Nine regional councils funded a study by Landcare Research and Waikato University that concluded that the harmful effects that magpies have on indigenous and other bird life is not so great as to make them such a serious pest that councils should attempt expensive large-scale control – therefore any control measures would be for other reasons (e.g. conflict with humans).

In the Wellington Region magpies are classed as a site-led pest animal in the regional pest management plan, and are controlled when they are threatening injury to humans by swooping and attacking, and to reduce effects on the natural environment.

==Cultural references==
The comic Footrot Flats features a magpie character by the name of Pew. It is portrayed as dysfunctional after being hand reared and often seeking revenge after the tree in which it had nested was cut down.

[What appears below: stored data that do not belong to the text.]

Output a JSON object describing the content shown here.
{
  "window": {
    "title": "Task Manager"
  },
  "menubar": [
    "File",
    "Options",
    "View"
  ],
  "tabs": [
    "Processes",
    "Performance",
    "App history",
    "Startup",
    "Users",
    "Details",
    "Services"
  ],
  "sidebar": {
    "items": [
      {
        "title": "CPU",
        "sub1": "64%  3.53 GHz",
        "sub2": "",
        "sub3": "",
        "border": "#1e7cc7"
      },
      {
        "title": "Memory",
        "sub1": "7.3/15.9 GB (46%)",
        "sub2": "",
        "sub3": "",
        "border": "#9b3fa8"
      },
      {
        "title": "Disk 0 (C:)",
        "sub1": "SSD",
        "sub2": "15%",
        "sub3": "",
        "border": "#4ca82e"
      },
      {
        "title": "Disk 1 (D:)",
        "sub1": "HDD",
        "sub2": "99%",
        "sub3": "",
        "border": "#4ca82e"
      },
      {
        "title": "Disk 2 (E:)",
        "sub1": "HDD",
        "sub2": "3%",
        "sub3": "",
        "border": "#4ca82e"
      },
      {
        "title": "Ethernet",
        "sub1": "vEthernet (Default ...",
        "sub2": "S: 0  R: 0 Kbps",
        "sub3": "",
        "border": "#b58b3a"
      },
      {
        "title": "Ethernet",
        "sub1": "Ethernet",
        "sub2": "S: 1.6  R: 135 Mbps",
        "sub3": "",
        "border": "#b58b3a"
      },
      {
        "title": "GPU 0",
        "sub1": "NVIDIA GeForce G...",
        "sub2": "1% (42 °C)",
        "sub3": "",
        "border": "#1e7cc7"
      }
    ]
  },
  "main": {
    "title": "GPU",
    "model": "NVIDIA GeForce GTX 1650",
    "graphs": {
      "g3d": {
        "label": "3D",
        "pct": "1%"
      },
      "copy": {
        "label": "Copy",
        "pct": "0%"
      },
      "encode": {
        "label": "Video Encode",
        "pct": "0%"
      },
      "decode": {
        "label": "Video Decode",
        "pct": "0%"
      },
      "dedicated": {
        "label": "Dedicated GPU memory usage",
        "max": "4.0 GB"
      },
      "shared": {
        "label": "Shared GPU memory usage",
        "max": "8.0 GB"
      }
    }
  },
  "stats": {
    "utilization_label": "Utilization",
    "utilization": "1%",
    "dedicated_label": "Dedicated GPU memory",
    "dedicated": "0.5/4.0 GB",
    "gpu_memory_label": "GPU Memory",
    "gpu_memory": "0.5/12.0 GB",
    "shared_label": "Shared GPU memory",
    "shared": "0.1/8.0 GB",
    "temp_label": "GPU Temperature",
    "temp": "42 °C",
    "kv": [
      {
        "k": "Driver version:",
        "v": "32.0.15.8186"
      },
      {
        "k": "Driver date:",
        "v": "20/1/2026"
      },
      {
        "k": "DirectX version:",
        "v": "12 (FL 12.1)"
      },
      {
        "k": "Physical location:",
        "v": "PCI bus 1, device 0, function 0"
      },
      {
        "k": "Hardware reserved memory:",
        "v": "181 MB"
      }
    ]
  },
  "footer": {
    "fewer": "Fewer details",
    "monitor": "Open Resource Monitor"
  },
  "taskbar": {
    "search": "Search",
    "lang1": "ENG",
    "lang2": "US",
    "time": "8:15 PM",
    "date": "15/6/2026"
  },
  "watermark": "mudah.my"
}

The Magpies was a popular poem written in 1964 by poet Denis Glover. In the poem each verse except for the last one ended with the couplet:

And Quardle oodle ardle wardle doodle/The magpies said,

This imitation of the distinctive call of the magpie is one of the most recognised lines in New Zealand poetry.

The Hawke's Bay Rugby Union team that participates in the National Provincial Championship is nicknamed the Magpies.